American-bred Thoroughbred racehorse

Caixa Eletronica (February 23, 2005 – January 4, 2014), was an American thoroughbred racehorse and winner of three graded stakes in 2012, at the age of seven.

His sire, Arromanches, was not a stakes-winner and stood for just US$1000 in Indiana, but was also exceptionally durable, racing 78 times in eight seasons. He assembled a nine-race winning streak as an eight-year-old.
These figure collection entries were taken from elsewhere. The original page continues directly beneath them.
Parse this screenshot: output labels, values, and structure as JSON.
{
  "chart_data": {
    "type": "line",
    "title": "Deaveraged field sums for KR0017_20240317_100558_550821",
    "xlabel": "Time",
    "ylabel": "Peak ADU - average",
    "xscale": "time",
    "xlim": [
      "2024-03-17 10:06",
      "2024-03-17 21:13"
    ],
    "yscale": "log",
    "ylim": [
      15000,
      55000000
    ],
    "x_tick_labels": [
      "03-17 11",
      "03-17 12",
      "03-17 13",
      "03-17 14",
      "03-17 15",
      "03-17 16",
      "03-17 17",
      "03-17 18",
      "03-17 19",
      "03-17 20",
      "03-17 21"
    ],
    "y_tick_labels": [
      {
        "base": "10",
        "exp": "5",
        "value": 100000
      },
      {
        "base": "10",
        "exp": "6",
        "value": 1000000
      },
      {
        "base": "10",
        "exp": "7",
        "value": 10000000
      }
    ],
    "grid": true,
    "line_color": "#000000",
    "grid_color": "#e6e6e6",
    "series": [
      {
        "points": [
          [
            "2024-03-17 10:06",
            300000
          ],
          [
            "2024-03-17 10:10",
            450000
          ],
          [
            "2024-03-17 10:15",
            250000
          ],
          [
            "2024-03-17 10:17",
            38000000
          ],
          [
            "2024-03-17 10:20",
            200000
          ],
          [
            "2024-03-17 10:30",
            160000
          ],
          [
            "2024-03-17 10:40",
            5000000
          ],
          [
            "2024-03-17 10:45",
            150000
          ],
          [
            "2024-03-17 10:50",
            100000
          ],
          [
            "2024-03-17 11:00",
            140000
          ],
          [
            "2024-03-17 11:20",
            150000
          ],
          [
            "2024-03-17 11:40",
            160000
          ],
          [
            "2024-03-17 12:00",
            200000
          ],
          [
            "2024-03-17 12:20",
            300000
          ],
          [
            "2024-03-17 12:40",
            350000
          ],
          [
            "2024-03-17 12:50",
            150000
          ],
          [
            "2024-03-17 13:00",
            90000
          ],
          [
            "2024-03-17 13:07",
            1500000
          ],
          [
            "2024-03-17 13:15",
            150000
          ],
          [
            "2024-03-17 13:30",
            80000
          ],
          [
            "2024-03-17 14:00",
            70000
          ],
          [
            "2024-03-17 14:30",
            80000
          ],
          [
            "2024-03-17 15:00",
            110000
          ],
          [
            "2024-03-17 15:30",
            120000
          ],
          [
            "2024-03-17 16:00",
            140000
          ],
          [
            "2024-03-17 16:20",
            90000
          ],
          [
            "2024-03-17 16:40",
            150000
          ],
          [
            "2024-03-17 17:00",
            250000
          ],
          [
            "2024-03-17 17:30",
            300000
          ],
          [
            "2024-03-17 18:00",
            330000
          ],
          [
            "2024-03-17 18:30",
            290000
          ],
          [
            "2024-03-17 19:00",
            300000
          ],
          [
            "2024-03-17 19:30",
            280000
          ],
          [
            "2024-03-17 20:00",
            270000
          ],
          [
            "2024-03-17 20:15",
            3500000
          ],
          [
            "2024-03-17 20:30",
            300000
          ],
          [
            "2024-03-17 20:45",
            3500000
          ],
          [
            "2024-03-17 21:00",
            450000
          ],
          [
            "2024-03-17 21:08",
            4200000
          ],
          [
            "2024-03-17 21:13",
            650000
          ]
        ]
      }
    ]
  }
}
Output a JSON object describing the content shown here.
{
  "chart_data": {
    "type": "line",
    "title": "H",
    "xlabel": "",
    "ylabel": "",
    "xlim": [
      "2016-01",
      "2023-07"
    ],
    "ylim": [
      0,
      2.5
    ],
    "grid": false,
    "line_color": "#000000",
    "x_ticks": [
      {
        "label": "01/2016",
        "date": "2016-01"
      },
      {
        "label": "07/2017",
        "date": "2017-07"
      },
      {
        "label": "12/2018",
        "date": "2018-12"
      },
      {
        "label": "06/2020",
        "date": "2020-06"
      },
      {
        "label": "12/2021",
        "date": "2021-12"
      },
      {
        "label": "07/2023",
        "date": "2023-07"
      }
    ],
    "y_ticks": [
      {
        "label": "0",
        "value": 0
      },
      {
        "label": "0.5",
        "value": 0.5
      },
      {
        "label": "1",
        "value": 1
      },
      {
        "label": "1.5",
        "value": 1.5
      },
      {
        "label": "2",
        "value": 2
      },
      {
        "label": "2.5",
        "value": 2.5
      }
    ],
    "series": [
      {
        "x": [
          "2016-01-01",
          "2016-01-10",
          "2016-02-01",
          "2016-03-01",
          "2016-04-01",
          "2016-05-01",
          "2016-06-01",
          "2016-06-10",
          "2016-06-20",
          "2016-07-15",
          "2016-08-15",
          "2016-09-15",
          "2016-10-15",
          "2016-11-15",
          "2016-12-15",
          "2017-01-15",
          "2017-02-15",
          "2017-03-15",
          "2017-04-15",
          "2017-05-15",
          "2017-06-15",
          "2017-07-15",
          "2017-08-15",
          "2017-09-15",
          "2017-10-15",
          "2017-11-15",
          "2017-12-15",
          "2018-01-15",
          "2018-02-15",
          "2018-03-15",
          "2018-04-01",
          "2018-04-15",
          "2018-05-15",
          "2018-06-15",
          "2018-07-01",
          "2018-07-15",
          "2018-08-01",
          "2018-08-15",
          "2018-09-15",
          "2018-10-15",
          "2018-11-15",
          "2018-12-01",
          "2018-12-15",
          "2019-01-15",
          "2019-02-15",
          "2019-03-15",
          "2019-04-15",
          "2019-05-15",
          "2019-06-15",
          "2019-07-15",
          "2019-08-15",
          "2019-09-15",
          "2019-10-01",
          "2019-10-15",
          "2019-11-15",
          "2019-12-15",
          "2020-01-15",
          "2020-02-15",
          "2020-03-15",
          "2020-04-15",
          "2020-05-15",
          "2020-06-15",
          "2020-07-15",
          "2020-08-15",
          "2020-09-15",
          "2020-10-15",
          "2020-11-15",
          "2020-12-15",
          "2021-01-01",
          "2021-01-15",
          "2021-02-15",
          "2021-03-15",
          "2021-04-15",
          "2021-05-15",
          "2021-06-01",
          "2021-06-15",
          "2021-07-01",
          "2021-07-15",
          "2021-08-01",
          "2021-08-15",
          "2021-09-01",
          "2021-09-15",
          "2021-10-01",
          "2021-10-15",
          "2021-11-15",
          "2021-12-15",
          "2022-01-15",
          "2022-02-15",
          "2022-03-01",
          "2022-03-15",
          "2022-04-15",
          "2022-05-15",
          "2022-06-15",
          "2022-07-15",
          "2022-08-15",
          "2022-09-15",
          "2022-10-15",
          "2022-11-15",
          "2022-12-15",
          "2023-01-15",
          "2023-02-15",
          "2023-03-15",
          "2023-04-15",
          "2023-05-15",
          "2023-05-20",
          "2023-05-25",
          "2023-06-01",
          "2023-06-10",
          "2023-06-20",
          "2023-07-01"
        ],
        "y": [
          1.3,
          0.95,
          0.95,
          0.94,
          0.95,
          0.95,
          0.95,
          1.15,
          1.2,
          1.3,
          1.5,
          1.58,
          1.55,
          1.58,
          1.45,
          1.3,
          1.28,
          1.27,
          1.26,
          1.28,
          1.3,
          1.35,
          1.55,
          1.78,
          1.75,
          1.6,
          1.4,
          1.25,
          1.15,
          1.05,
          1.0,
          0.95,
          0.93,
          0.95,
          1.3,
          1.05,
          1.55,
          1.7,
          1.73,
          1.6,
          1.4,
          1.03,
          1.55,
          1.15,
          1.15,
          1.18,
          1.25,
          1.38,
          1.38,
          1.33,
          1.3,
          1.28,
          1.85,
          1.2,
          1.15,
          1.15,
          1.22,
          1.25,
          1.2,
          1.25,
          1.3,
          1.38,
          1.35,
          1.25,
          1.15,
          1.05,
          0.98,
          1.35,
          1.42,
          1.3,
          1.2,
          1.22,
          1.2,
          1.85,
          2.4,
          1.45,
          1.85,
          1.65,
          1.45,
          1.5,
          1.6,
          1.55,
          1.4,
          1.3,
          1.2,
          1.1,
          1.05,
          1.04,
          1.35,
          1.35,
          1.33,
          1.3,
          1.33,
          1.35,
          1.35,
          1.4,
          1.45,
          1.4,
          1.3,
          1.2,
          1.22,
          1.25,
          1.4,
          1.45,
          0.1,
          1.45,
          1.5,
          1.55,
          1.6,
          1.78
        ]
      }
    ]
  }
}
Caixa Eletronica performance as a racehorse improved with age, winning his first graded races in 2012. He won the richest race of his career, the 9 furlong, US$1,000,000 Charles Town Classic in April of that year, defeating the previous year's winner, Duke of Mischief. On May 28, he finished fourth behind Shackleford in the one-mile Metropolitan Handicap. He ran back just 12 days later to score a late-charging victory in the True North Handicap, making up more than 14 lengths to win by three-quarters of a length in the six-furlong contest. Caixa Eletronica next tried nine furlongs in the Whitney Invitational at Saratoga on August 4, but faded to eighth. In the September 1st Forego Stakes at 7 furlongs, he finished fourth. Returning to six furlongs at Belmont on September 29, he closed to finish second to The Lumber Guy in the Vosburgh Stakes. After a 7th-place finish in the Bold Ruler Handicap on October 27, he carried 133 pounds to a commanding four-length victory in the Fall Highweight Handicap. He raced in second place behind This One's For Phil for much of the six-furlong contest before drawing off under a hand ride. The win brought his 2012 earnings to US$1,116,000 in 12 races. January 4, 2014 Caixa Eletronica was in a training accident at Belmont Park. Six Drivers, a 4 year old, got loose and collided with 9 year old Caixa Eletronica head on. Both horses died instantly Six Drivers fractured his neck while Caixa Eletronica fractured his skull.